Dakota Access LLC and Energy Transfer Crude Oil Co. LLC (ETCO) are holding a binding supplemental open season for their respective pipeline systems, seeking commitments from shippers for transportation service to bring production in the Bakken Shale and Three Forks formation to market.

The pipeline companies said the supplemental open season began at 12:00 p.m. CDT on Aug. 12. Dakota Access and ETCO said they each anticipate any incremental transport capacity for production in the Bakken “will be determined based on committed subscriptions made by shippers during the supplemental open season.”

Shippers interested in receiving copies of the open season documents must sign a confidentiality agreement.
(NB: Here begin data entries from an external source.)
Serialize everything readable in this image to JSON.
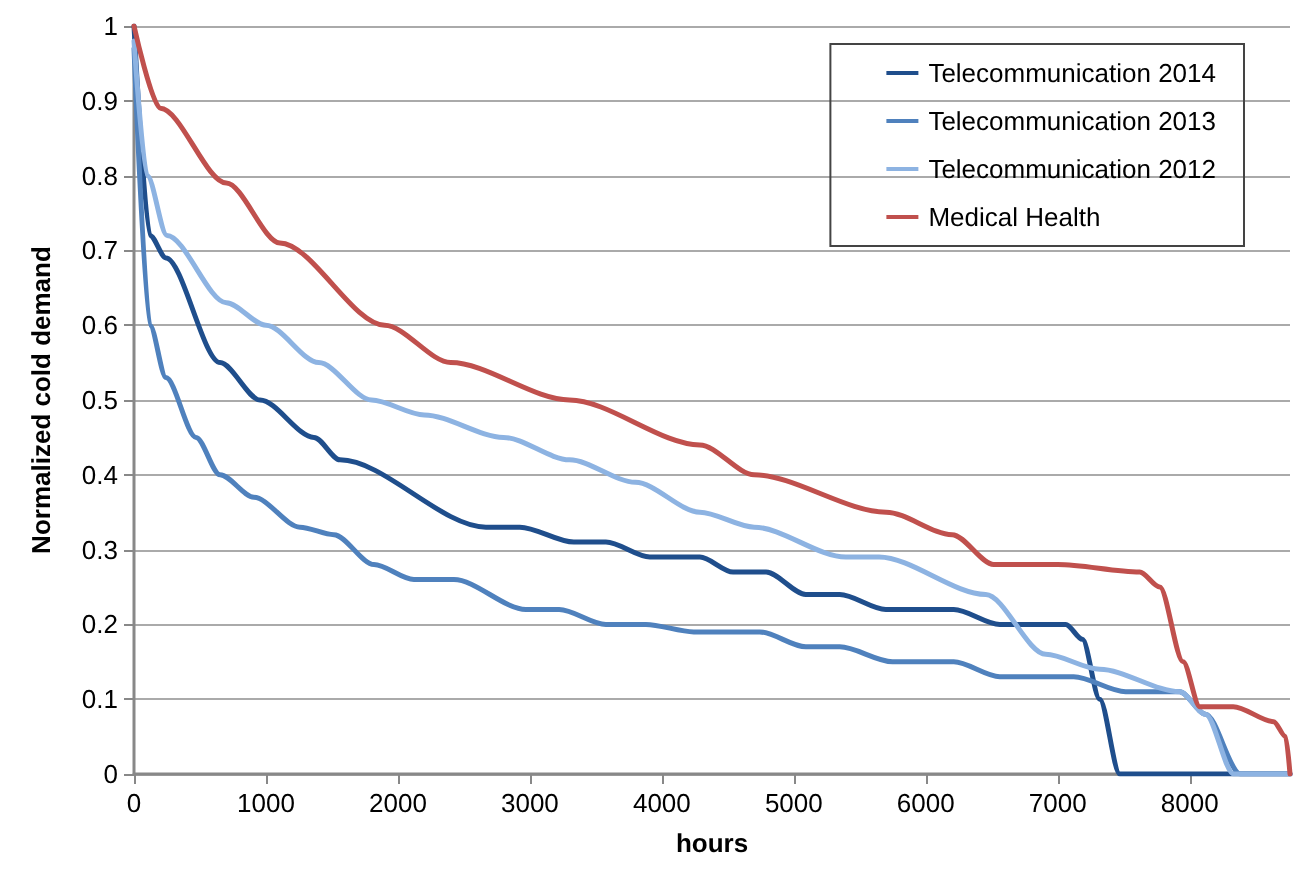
{
  "chart_data": {
    "type": "line",
    "xlabel": "hours",
    "ylabel": "Normalized cold demand",
    "xlim": [
      0,
      8760
    ],
    "xticks": [
      0,
      1000,
      2000,
      3000,
      4000,
      5000,
      6000,
      7000,
      8000
    ],
    "ylim": [
      0,
      1
    ],
    "yticks": [
      0,
      0.1,
      0.2,
      0.3,
      0.4,
      0.5,
      0.6,
      0.7,
      0.8,
      0.9,
      1
    ],
    "grid": "y",
    "legend": "top right",
    "marker": "none",
    "line_style": "solid",
    "series": [
      {
        "name": "Telecommunication 2014",
        "color": "#1f4e8c",
        "x": [
          0,
          121,
          242,
          652,
          955,
          1364,
          1561,
          2667,
          2924,
          3333,
          3576,
          3909,
          4136,
          4288,
          4540,
          4790,
          5091,
          5348,
          5697,
          6212,
          6561,
          7061,
          7187,
          7318,
          7470,
          7700,
          8200,
          8760
        ],
        "values": [
          1,
          0.72,
          0.69,
          0.55,
          0.5,
          0.45,
          0.42,
          0.33,
          0.33,
          0.31,
          0.31,
          0.29,
          0.29,
          0.29,
          0.27,
          0.27,
          0.24,
          0.24,
          0.22,
          0.22,
          0.2,
          0.2,
          0.18,
          0.1,
          0,
          0,
          0,
          0
        ]
      },
      {
        "name": "Telecommunication 2013",
        "color": "#4f81bd",
        "x": [
          0,
          121,
          242,
          470,
          652,
          909,
          1258,
          1515,
          1818,
          2121,
          2424,
          2970,
          3222,
          3576,
          3879,
          4242,
          4742,
          5091,
          5348,
          5748,
          6212,
          6561,
          7121,
          7515,
          7924,
          8121,
          8384,
          8760
        ],
        "values": [
          0.97,
          0.6,
          0.53,
          0.45,
          0.4,
          0.37,
          0.33,
          0.32,
          0.28,
          0.26,
          0.26,
          0.22,
          0.22,
          0.2,
          0.2,
          0.19,
          0.19,
          0.17,
          0.17,
          0.15,
          0.15,
          0.13,
          0.13,
          0.11,
          0.11,
          0.08,
          0,
          0
        ]
      },
      {
        "name": "Telecommunication 2012",
        "color": "#8db3e2",
        "x": [
          0,
          100,
          250,
          700,
          1000,
          1400,
          1800,
          2200,
          2800,
          3300,
          3800,
          4288,
          4700,
          5394,
          5646,
          6455,
          6909,
          7318,
          7924,
          8120,
          8333,
          8760
        ],
        "values": [
          0.98,
          0.8,
          0.72,
          0.63,
          0.6,
          0.55,
          0.5,
          0.48,
          0.45,
          0.42,
          0.39,
          0.35,
          0.33,
          0.29,
          0.29,
          0.24,
          0.16,
          0.14,
          0.11,
          0.08,
          0,
          0
        ]
      },
      {
        "name": "Medical Health",
        "color": "#c0504d",
        "x": [
          0,
          200,
          700,
          1106,
          1900,
          2400,
          3300,
          4288,
          4700,
          5700,
          6200,
          6515,
          7000,
          7621,
          7773,
          7950,
          8076,
          8330,
          8636,
          8727,
          8760
        ],
        "values": [
          1,
          0.89,
          0.79,
          0.71,
          0.6,
          0.55,
          0.5,
          0.44,
          0.4,
          0.35,
          0.32,
          0.28,
          0.28,
          0.27,
          0.25,
          0.15,
          0.09,
          0.09,
          0.07,
          0.05,
          0
        ]
      }
    ]
  }
}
For information, email dlda_etco@energytransfer.com.

The supplemental open season includes local tariff service on the Dakota Access pipeline from the Bakken to Patoka, IL. It also provides interested parties with the opportunity for joint tariff service from the Bakken to Nederland, TX, through a commitment to both the Dakota Access and ETCO pipeline systems, which the companies have collectively dubbed the “Bakken Pipeline.”

Through wholly-owned subsidiaries, Bakken Holdings Co. LLC owns a 75% interest in both Dakota Access and ETCO, the companies responsible for developing, owning and operating the Bakken Pipeline. The remaining 25% stake in both companies is owned by wholly-owned subsidiaries of Phillips 66. Meanwhile, Bakken Holdings is 60% owned by a wholly-owned subsidiary of Energy Transfer Partners LP and 40% by a wholly-owned subsidiary of Sunoco Logistics Partners LP.